CRO•2025-12-20
A/B Testing Playbook for Lean Teams
A practical framework for running experiments when you don't have a dedicated data science team.

Most A/B testing advice assumes you have a data science team, a dedicated analytics platform, and months to run experiments. That's not reality for most teams.
We run A/B tests with lean resources. Here's our playbook.
The Hypothesis Template
Every test starts with a hypothesis. We use this template:
"We believe [change] will [outcome] because [reason]. We'll know it worked if [metric] [direction] by [amount]."
Example: "We believe removing the phone number field from checkout will increase conversion rate because it reduces friction. We'll know it worked if checkout completion rate increases by 5%."
This template forces us to:
- Define the change clearly
- Predict the outcome
- Explain why we think it will work
- Set success criteria upfront
Without a clear hypothesis, tests become fishing expeditions. With one, every test teaches us something.
Test Sizing: How Many Visitors?
You need enough visitors to detect a difference. But how many is enough?
We use a simple calculator:
- Baseline conversion rate: What's current performance?
- Minimum detectable effect: What's the smallest improvement we care about?
- Statistical significance: Usually 95%
- Statistical power: Usually 80%
For most checkout tests, we need 5,000-10,000 visitors per variant to detect a 5% lift. For smaller changes, we need more.
If we don't have enough traffic, we either:
- Run the test longer (if we can wait)
- Focus on higher-traffic pages (homepage, product pages)
- Skip the test and ship the change (if it's low risk)
Prioritization: What to Test First
Not everything is worth testing. We prioritize based on:
1. Impact: How much revenue does this page/flow drive?
2. Confidence: How sure are we this will work?
3. Effort: How hard is it to build and test?
4. Risk: What happens if it breaks?
High impact + high confidence + low effort = test it now.
High impact + low confidence + low effort = test it soon.
Low impact + anything = probably skip it.
We maintain a backlog of test ideas, ranked by this framework.
Stopping Rules: When to End a Test
Tests should end when:
- We hit statistical significance (p < 0.05)
- We hit the minimum sample size (even if not significant)
- We see a clear winner (even if not significant, if the lift is large)
- We hit a time limit (usually 2-4 weeks max)
We don't peek at results early. We set the sample size upfront, then wait.

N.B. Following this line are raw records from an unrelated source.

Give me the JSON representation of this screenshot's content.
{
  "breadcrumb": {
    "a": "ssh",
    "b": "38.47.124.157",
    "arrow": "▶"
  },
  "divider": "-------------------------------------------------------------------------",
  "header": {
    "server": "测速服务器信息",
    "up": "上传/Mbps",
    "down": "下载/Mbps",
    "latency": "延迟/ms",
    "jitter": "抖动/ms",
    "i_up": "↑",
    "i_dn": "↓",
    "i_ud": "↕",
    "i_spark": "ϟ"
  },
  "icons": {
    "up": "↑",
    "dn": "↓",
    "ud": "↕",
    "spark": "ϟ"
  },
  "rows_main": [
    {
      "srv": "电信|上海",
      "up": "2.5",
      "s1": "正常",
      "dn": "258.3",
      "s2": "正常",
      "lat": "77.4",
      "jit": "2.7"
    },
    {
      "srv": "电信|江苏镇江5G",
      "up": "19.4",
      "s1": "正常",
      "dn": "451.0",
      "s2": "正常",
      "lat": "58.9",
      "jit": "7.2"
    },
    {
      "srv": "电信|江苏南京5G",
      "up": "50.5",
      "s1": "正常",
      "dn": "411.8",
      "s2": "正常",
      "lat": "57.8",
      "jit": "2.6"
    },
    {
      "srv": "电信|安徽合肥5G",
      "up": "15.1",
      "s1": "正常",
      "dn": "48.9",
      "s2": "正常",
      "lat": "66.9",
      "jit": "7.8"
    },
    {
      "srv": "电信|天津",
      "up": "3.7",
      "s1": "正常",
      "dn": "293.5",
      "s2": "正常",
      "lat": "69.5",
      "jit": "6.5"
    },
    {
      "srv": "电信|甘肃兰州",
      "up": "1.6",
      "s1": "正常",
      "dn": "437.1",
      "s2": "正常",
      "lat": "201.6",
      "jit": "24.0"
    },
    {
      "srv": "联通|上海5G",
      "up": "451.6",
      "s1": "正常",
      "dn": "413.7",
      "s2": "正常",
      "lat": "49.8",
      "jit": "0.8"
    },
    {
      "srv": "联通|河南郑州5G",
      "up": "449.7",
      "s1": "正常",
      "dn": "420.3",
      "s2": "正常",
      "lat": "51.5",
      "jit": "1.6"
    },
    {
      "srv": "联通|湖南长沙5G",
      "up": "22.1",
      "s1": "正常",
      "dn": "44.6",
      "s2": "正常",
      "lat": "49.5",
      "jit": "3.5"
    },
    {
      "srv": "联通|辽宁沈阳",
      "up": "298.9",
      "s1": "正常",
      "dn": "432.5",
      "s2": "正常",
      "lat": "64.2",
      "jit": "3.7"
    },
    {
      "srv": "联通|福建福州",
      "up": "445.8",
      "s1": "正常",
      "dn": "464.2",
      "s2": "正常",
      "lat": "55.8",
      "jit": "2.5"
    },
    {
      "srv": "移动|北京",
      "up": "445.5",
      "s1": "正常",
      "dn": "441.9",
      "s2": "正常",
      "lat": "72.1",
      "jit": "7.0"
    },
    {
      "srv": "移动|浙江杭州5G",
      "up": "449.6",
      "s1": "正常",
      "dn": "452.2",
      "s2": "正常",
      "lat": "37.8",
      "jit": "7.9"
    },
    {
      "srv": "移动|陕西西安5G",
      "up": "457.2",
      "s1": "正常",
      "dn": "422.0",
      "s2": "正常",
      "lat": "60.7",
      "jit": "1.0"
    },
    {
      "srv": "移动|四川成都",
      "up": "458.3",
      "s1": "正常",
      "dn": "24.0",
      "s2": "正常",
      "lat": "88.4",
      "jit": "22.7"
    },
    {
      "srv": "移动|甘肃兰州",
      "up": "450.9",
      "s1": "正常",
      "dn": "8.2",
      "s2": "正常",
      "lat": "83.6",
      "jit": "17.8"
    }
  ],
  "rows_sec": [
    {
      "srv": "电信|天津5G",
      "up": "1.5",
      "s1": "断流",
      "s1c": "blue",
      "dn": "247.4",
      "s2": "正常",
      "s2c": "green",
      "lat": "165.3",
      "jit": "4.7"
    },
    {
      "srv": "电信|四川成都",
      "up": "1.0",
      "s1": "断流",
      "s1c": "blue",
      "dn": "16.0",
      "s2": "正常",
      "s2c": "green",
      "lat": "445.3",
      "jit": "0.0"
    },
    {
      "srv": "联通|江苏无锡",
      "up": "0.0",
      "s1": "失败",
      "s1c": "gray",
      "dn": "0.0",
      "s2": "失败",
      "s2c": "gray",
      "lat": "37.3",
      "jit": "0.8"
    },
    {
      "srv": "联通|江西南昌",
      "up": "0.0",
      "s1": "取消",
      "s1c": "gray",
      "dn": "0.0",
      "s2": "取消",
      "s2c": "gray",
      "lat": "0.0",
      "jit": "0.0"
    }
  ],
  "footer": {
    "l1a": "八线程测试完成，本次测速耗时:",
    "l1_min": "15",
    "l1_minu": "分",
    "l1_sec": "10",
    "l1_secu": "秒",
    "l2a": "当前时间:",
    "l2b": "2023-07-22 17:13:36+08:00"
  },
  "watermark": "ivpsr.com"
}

If results are inconclusive, we either:
- Run the test longer (if we have time)
- Ship the variant (if it's not worse)
- Keep the control (if the variant is worse)
The key is making a decision, not running tests forever.
Tools: What We Use
We don't use expensive A/B testing platforms. Instead, we use:
- Google Optimize (free, integrates with GA4)
- Vercel Edge Config (for feature flags)
- Custom analytics (for tracking)
For most tests, Google Optimize is enough. For more complex tests, we build custom solutions.
The key is using tools that fit our workflow, not tools that require us to change our workflow.
Learning: What We Do With Results
Every test teaches us something, even if it "fails."
We document:
- What we tested
- What happened
- Why we think it happened
- What we'll test next
This creates a knowledge base that makes future tests better.
We also share results with the team. Even "failed" tests are valuable if they help us understand user behavior.
The Bottom Line
A/B testing with lean resources is about focus: clear hypotheses, smart prioritization, proper sizing, and disciplined stopping rules.
You don't need a data science team to run good tests. You need a process, some basic stats knowledge, and the discipline to follow through.
The best teams test constantly, learn quickly, and ship what works. That's the playbook.